Giugno Verde: una sfida che la scienza ci permette di prevenire

Giugno Verde: una sfida che la scienza ci permette di prevenire

di Cerba HealthCare Italia

In occasione della campagna globale “Giugno Verde”, è importante condividere alcune informazioni su un tema di salute pubblica che merita ancora maggiore attenzione: il cancro del collo dell’utero, una malattia che oggi, nella maggior parte dei casi, può essere prevenuta grazie allo screening e alla vaccinazione.

Le evidenze scientifiche dimostrano che fino al 90% dei casi potrebbe essere evitato grazie a due strumenti fondamentali: la vaccinazione contro il Papillomavirus Umano (HPV) e l’adesione regolare ai programmi di screening.

Ogni anno nel mondo circa 600.000 donne ricevono una diagnosi di cancro del collo dell’utero e oltre 350.000 muoiono a causa di questa malattia. Sono numeri che evidenziano l’impatto globale di una patologia che rappresenta ancora oggi una delle principali cause di mortalità oncologica femminile, soprattutto nelle aree in cui l’accesso ai programmi di prevenzione è limitato.

Ciò che rende questi dati particolarmente significativi è un altro fatto scientificamente dimostrato: fino al 90% dei casi potrebbe essere prevenuto attraverso la combinazione di vaccinazione contro il Papillomavirus Umano (HPV) e programmi di screening efficaci.

 

Il legame tra HPV e cancro del collo dell’utero

Negli ultimi decenni la ricerca ha permesso di comprendere con chiarezza l’origine biologica della malattia. Nella quasi totalità dei casi, il cancro del collo dell’utero è associato a un’infezione persistente da HPV, un virus estremamente diffuso nella popolazione.

La maggior parte delle infezioni viene eliminata spontaneamente dal sistema immunitario. In una piccola percentuale di casi, tuttavia, il virus può persistere nel tempo e provocare alterazioni cellulari che, se non identificate e trattate, possono evolvere in lesioni precancerose e successivamente in tumore invasivo.

Questo processo richiede generalmente molti anni, offrendo una preziosa finestra temporale per intervenire attraverso la prevenzione e la diagnosi precoce.

 

Screening: individuare il rischio prima della malattia

Uno degli aspetti più importanti nella lotta contro il cancro del collo dell’utero è la possibilità di identificare le alterazioni cellulari prima che si trasformino in una patologia oncologica. Esami come il Pap test e l’HPV test consentono infatti di rilevare precocemente anomalie e infezioni ad alto rischio, permettendo un monitoraggio o un trattamento tempestivo. L’efficacia dello screening è stata dimostrata da numerosi studi internazionali, che hanno evidenziato una significativa riduzione dell’incidenza e della mortalità nelle popolazioni che aderiscono regolarmente ai programmi di prevenzione.
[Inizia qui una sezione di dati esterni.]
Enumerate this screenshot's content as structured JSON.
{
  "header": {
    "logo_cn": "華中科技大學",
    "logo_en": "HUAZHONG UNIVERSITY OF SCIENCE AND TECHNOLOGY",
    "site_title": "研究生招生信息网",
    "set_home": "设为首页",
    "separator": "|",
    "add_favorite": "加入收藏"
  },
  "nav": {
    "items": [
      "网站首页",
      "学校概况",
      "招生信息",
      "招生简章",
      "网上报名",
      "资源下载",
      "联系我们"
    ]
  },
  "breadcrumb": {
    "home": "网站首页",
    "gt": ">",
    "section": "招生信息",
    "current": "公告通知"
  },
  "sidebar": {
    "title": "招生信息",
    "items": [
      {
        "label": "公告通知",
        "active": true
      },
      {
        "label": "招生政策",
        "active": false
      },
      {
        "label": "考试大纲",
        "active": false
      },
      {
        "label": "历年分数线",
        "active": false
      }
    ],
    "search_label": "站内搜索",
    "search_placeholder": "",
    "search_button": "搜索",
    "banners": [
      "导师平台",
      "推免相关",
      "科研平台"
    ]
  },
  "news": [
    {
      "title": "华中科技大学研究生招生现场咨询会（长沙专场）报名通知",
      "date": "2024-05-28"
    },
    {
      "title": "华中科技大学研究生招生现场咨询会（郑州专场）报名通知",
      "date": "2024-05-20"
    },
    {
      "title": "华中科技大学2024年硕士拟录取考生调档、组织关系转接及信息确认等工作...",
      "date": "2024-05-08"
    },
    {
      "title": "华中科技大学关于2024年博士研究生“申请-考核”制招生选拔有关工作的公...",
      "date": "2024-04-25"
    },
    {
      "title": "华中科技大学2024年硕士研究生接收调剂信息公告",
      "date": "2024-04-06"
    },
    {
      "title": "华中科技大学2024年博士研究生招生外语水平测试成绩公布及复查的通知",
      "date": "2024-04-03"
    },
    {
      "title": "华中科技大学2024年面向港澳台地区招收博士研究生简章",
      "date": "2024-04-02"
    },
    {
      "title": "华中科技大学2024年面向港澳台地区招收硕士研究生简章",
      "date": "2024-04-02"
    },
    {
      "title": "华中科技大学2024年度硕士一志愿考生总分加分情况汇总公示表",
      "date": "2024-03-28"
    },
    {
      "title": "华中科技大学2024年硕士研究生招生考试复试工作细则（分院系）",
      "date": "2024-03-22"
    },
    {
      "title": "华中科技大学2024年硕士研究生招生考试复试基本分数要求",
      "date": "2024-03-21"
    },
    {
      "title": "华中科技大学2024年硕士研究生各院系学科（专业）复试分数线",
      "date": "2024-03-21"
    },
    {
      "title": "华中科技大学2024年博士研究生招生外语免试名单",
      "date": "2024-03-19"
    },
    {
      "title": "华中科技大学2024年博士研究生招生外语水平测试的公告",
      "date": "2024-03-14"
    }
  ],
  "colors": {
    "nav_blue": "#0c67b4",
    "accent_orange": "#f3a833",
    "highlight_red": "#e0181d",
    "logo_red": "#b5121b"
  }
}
Eppure, i livelli di adesione restano ancora inferiori agli obiettivi raccomandati dalle autorità sanitarie europee. Migliorare la partecipazione allo screening rappresenta quindi una delle principali sfide di salute pubblica dei prossimi anni.

 

Il valore della vaccinazione

Accanto allo screening, la vaccinazione anti-HPV costituisce uno degli strumenti più efficaci sviluppati dalla medicina preventiva moderna.

La vaccinazione permette di proteggere contro i ceppi virali maggiormente associati allo sviluppo del tumore e contribuisce a ridurre la circolazione del virus nella popolazione.

I dati raccolti nei Paesi che hanno implementato programmi vaccinali estesi mostrano già una significativa riduzione delle infezioni da HPV, delle lesioni precancerose e, progressivamente, dei tumori correlati.

 

Una responsabilità condivisa

L’Organizzazione Mondiale della Sanità ha definito un obiettivo ambizioso ma realistico: eliminare il cancro del collo dell’utero come problema di salute pubblica nel corso delle prossime generazioni. Per raggiungere questo traguardo non bastano i progressi della ricerca scientifica. È necessario promuovere la cultura della prevenzione, migliorare l’accesso ai programmi di screening e aumentare la consapevolezza sull’importanza della vaccinazione.

In occasione di Giugno Verde, il messaggio che la comunità scientifica e sanitaria vuole trasmettere è chiaro: oggi disponiamo delle conoscenze e degli strumenti per prevenire la maggior parte dei casi di cancro del collo dell’utero.

Trasformare questa opportunità in una realtà dipende dall’impegno di tutti: professionisti sanitari, istituzioni, aziende e cittadini.

Cerba HealthCare Italia si mobilita per il Giugno Verde, affinché questi numeri cambino. Perché la prevenzione non è soltanto un atto medico. È una scelta consapevole che può salvare vite.